Dynamic recrystallization kinetics in α phase of as-cast Ti-6Al-2Zr-1Mo-1V alloy during compression at different temperatures and strain rates

In order to evaluate the dynamic recrystallization (DRX) behavior of as-cast Ti-6Al-2Zr-1Mo-1V alloy, a series of compressions with a height reduction of 60% were performed in a temperature range of 1073-1323 K (0.55-0.68Tm) and a strain rate range of 0.01-10 s−1 on a Gleeble1500 thermo-mechanical simulator. By the regression analysis for conventional hyperbolic sine equation, the activation energy of DRX was determined as Q=933.3233 kJ mol−1, and a dimensionless parameter controlling the stored energy were determined as Z/A=ε̇exp[(933.3233×103)/8.31T]/6.17726×1036. According to the strain hardening rate curves (dσ/dε versus σ), three characteristic parameters including the critical strain for DRX initiation (εc), the strain for peak stress (εp), and the strain for maximum softening rate (ε⁎) were identified.
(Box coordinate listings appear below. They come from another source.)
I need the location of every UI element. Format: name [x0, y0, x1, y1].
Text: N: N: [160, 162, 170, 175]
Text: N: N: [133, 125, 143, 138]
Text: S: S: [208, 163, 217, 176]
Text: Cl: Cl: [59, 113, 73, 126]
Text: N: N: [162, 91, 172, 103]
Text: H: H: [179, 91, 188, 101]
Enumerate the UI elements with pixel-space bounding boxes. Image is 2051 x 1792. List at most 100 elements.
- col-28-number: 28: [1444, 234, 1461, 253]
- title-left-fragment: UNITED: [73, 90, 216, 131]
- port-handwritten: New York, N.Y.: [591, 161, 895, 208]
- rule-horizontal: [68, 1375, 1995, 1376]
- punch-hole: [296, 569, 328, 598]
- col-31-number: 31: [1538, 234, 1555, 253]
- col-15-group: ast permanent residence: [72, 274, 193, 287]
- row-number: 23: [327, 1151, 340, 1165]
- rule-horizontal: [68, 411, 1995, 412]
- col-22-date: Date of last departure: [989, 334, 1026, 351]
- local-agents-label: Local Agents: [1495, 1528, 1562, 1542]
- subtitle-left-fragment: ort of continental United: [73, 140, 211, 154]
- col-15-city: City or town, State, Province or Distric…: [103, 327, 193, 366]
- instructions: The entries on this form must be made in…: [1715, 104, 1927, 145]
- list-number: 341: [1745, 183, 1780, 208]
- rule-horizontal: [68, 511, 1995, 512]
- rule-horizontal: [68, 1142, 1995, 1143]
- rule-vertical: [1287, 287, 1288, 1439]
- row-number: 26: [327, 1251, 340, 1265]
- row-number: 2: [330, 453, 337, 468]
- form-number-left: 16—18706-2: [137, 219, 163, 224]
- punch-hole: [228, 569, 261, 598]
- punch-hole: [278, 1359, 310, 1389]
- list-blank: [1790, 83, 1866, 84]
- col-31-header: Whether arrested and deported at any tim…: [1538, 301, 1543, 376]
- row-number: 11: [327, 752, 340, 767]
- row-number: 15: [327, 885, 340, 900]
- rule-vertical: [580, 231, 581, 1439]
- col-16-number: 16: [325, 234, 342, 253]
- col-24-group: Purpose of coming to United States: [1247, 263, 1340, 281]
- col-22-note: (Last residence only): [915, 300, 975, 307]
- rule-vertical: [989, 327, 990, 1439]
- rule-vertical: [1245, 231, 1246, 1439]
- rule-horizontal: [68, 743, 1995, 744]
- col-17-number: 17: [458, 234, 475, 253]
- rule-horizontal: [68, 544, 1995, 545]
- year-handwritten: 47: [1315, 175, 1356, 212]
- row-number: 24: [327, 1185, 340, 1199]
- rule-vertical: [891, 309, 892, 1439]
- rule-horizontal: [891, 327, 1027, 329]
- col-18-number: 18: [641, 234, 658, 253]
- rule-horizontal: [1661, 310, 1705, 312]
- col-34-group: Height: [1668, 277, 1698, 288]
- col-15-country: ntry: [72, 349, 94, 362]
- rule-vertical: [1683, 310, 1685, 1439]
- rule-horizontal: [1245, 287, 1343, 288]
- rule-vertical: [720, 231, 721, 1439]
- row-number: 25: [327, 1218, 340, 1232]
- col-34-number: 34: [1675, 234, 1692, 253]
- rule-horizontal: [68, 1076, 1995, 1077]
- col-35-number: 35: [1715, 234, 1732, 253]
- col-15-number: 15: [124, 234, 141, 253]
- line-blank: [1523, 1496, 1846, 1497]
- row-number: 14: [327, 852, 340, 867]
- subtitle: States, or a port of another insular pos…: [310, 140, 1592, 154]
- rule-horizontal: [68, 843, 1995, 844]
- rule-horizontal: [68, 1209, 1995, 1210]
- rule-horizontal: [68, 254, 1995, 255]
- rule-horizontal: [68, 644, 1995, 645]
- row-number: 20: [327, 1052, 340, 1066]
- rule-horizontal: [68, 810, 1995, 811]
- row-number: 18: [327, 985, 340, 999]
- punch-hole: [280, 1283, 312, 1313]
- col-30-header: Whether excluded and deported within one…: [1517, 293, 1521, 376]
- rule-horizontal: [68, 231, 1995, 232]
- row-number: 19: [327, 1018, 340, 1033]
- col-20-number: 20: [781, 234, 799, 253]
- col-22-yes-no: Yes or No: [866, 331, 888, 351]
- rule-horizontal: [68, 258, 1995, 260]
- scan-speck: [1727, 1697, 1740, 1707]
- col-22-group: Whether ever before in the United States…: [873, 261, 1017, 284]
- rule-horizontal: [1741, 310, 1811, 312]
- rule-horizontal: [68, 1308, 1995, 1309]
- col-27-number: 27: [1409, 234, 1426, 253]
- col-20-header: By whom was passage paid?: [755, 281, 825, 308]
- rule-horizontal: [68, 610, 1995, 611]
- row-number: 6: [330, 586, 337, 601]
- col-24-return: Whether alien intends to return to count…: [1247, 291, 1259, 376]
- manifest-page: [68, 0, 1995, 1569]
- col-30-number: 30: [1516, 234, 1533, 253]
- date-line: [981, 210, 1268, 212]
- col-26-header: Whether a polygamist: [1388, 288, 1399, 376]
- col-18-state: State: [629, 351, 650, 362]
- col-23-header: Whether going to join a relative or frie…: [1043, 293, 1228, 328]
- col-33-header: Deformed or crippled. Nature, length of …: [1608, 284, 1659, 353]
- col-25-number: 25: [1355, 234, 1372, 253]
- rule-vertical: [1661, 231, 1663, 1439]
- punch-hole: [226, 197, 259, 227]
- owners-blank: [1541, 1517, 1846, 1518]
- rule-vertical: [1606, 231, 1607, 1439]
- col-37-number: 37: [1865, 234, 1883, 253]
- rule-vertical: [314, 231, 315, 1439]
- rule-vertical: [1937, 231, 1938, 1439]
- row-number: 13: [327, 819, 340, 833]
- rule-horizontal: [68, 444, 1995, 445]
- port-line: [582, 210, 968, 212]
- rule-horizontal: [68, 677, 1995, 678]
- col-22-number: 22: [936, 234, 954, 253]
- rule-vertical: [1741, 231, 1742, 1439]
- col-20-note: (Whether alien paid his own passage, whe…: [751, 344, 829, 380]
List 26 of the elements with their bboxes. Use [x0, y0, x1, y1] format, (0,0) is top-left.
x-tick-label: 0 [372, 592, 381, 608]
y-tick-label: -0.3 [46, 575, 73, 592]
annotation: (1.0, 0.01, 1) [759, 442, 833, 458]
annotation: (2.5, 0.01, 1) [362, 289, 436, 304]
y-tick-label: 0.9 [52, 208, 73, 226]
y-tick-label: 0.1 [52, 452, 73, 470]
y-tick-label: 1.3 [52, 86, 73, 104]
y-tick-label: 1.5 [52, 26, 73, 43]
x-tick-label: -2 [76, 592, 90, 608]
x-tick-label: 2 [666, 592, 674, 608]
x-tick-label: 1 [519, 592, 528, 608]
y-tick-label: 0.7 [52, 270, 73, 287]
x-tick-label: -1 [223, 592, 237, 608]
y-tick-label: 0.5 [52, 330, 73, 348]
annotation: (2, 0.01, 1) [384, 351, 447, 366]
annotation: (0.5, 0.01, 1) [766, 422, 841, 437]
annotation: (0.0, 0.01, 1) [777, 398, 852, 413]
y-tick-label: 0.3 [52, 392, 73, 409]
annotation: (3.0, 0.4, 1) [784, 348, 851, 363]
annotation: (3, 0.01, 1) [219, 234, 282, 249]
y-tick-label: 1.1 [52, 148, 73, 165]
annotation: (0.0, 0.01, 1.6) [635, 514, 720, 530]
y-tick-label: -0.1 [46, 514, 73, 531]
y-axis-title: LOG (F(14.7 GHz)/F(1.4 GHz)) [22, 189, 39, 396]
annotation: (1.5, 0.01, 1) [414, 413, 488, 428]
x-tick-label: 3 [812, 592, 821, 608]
A modified Avrami type equation XDRX=1−exp{−[(ε−εc/ε⁎)]m} was introduced to characterize the evolution of DRX volume fraction in α-phase temperatures under 0.59Tm, in which εc, ε⁎ and m were described as εc=0.028774(Z/A)0.04665,ε⁎=0.45379(Z/A)−6.118274e-4 and m=4.133402 respectively. The evolution of DRX volume was described as the following: for a fixed strain rate, the strain required for the same amount of DRX volume fraction increases with decreasing deformation temperature, in contrast, for a fixed temperature, it increases with increasing strain rate. Finally, the theoretical predictions were validated by the microstructure graphs.